The day that Laura Palmer was found dead on the beach in the small Washington town of Twin Peaks, a cult-classic was unleashed.
Even though the series only lasted for a total of 30 episodes spread across two uneven seasons, Twin Peaks has remained a phenomenon, and consistently viewed as a show that was able to change the face of network television. 30 episodes have created a ton of fan websites, a yearly festival, magazines, books, and even after much desire from the public, who was both fans of the show when it initially aired, and those who have discovered it in the quarter-century since, there will be a new run of episode of Twin Peaks starting in 2016.
I have written a few items on the show on this blog, as well as more on my often-neglected Twin Peaks blog. If you want to read a review of another book related to the show, please check out https://gatsbyfuneral.wordpress.com/2014/12/13/reflections-an-oral-history-of-twin-peaks-book-review/.
Wrapped in Plastic. Twin Peaks provides us with another view on the series, and one that is incredibly well done in a very short amount of space. As a part of the Pop Classics collection (which also includes books on Showgirls and Teenage Mutant Ninja Turtles), this story of Twin Peaks is done in a great way that provides more information for the Peak Freak out there, as well as the casual viewer, or one just getting into the show. There is much repeated information in here, if you are a die-hard fan and follower of the show, but it still provides enough insight to keep it interesting, over its very brief 101 pages.
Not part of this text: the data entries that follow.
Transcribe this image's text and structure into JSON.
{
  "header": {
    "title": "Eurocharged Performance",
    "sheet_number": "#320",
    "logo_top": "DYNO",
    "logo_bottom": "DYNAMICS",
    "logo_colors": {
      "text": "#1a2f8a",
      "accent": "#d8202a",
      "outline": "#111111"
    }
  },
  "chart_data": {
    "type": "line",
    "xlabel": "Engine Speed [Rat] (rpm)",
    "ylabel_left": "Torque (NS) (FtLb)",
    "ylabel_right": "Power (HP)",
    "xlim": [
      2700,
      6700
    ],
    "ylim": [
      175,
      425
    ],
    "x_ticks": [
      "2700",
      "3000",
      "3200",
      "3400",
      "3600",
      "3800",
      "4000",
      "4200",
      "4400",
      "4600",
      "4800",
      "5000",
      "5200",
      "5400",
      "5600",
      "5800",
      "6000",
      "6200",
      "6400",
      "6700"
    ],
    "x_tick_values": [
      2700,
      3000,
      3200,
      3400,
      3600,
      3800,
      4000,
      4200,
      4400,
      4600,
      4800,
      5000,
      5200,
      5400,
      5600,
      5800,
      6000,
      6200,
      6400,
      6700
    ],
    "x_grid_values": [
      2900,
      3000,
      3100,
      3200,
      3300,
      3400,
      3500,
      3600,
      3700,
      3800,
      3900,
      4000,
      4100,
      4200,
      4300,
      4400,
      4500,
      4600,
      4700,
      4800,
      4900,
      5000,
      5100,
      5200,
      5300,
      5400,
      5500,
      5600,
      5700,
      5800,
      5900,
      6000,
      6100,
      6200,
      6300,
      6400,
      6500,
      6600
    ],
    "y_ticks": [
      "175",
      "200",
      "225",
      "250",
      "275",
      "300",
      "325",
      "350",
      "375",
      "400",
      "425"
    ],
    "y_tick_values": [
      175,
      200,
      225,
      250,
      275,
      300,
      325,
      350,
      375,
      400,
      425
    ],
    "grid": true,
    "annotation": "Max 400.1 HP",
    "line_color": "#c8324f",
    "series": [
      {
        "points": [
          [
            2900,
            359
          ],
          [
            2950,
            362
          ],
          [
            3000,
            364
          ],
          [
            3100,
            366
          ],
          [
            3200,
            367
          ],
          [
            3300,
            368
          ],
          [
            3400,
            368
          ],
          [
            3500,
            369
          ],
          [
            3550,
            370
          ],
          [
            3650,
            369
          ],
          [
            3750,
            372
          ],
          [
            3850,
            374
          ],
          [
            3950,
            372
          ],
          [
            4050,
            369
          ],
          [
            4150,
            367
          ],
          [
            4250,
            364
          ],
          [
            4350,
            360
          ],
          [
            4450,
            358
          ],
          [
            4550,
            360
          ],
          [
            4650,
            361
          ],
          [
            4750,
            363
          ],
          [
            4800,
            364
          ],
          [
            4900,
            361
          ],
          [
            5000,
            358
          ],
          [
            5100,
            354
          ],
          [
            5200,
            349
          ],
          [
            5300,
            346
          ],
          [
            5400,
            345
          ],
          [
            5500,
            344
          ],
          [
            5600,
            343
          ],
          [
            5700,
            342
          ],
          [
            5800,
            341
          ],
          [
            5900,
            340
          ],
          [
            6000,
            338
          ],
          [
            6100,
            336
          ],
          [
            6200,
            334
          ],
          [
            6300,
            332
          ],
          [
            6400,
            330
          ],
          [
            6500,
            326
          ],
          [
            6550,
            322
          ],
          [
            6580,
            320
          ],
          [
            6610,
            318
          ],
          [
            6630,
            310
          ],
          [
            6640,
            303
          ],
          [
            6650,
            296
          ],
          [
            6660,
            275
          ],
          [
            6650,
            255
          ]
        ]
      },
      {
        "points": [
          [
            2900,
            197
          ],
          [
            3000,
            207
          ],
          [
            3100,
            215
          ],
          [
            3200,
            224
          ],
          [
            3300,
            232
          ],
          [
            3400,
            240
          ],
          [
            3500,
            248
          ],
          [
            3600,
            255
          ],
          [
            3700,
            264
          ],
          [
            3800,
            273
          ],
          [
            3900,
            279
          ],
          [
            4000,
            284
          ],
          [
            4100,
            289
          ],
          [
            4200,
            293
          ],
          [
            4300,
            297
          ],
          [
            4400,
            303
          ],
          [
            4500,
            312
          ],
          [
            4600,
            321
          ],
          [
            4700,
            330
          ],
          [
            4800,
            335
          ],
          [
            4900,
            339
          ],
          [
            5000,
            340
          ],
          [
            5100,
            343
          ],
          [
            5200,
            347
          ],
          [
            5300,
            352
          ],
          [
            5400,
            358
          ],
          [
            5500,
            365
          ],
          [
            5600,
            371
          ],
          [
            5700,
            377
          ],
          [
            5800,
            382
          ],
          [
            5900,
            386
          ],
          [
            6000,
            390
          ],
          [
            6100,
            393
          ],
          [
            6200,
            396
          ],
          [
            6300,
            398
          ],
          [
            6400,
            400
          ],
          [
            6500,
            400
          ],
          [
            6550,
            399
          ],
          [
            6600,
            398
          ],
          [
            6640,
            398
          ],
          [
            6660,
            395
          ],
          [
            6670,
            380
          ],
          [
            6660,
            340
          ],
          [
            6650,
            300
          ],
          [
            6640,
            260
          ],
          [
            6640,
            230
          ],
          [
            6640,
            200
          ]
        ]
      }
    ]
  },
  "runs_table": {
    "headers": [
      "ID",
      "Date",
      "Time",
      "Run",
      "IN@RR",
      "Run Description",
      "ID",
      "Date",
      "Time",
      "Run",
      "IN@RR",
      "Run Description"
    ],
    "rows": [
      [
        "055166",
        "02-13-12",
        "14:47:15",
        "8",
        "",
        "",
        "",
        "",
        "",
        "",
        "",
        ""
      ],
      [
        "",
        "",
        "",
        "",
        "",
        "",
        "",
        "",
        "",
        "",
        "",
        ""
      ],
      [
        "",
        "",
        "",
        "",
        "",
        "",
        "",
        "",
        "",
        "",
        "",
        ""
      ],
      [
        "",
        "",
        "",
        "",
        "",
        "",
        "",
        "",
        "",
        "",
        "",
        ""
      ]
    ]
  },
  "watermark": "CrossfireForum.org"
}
Something I especially enjoyed about the book was the nods to the humour in the show. So many things that are written about Twin Peaks focus on the darkness, on the strangeness, and on the the murder of Laura Palmer, and then the following decent of the show from the heights of pop culture after the murdered was revealed. But so many people forget that there were so many moments in the series that were very humorous, and they no longer deserve to be neglected. Author Andy Burns does a great job of reminding us of those funny moments, and how it added so much to the show, as well as giving us a break from the messy lives of the people that inhabited the small town.
Wrapped in Plastic also does a strong job of citing the influence that Twin Peaks has had on modern television. We often hear about how influential it was, but Burns goes to the point where he describes the impact that this show had on other major dramas of our time, from The Sopranos to The X-Files, Northern Exposure to Psych. It really brings everything all together, and after reading the book, it gave me a new appreciation of how important this series really was in changing the way that networks viewed the shows they were airing, and how people were watching them, and what they were willing to deal with.
Burns takes us quickly through the development of the series, the casting, and the magic of David Lynch and Mark Frost in creating the show, along with notes on several of the episodes in the series. He writes like he truly loves the show, which is great, because let’s be honest…the vast majority of the readers of this book are also going to be fans of the show, and want to read about it by someone who loved it too. He also focuses a fair amount of his time on the development of the themes in the series, such as the duality of the characters, demonstrated primarily by the role of the Black Lodge, and the dopplegangers that are found within. I found this quite interesting, especially when many more connections were made to the prequel film, Fire Walk With Me, as it offered me some views that I had not thought of before.
While Wrapped in Plastic is not as in-depth and intensive as something like Reflections: An Oral History of Twin Peaks, it still manages to get to quite a bit. With the book being so short, I had no trouble reading it in one sitting, in a little over an hour. This speaks not only to the brevity of this work, but to the readability of it. It is very interesting, and it is always great to be taken back into the town of Twin Peaks, and into the lives of the characters in it. And Burns does a great job of doing that, exploring the relationships between the characters, pointing out his observations, along with generally maintained theories about the show.
For those die-hard fans of Twin Peaks, who are clamoring for something to keep them occupied until the much anticipated Mark Frost novel, The Secret Lives of Twin Peaks comes out at the end of the year, and then the 2016 episodes, Wrapped in Plastic is a fantastic place to get back into the world of our favorite town. It does well to be nostalgic, so fans can remember the lofty heights of the show, even remembering its demise with some affection, and it does well to look forward, to see how the fingerprints of Twin Peaks are all over our current television landscape.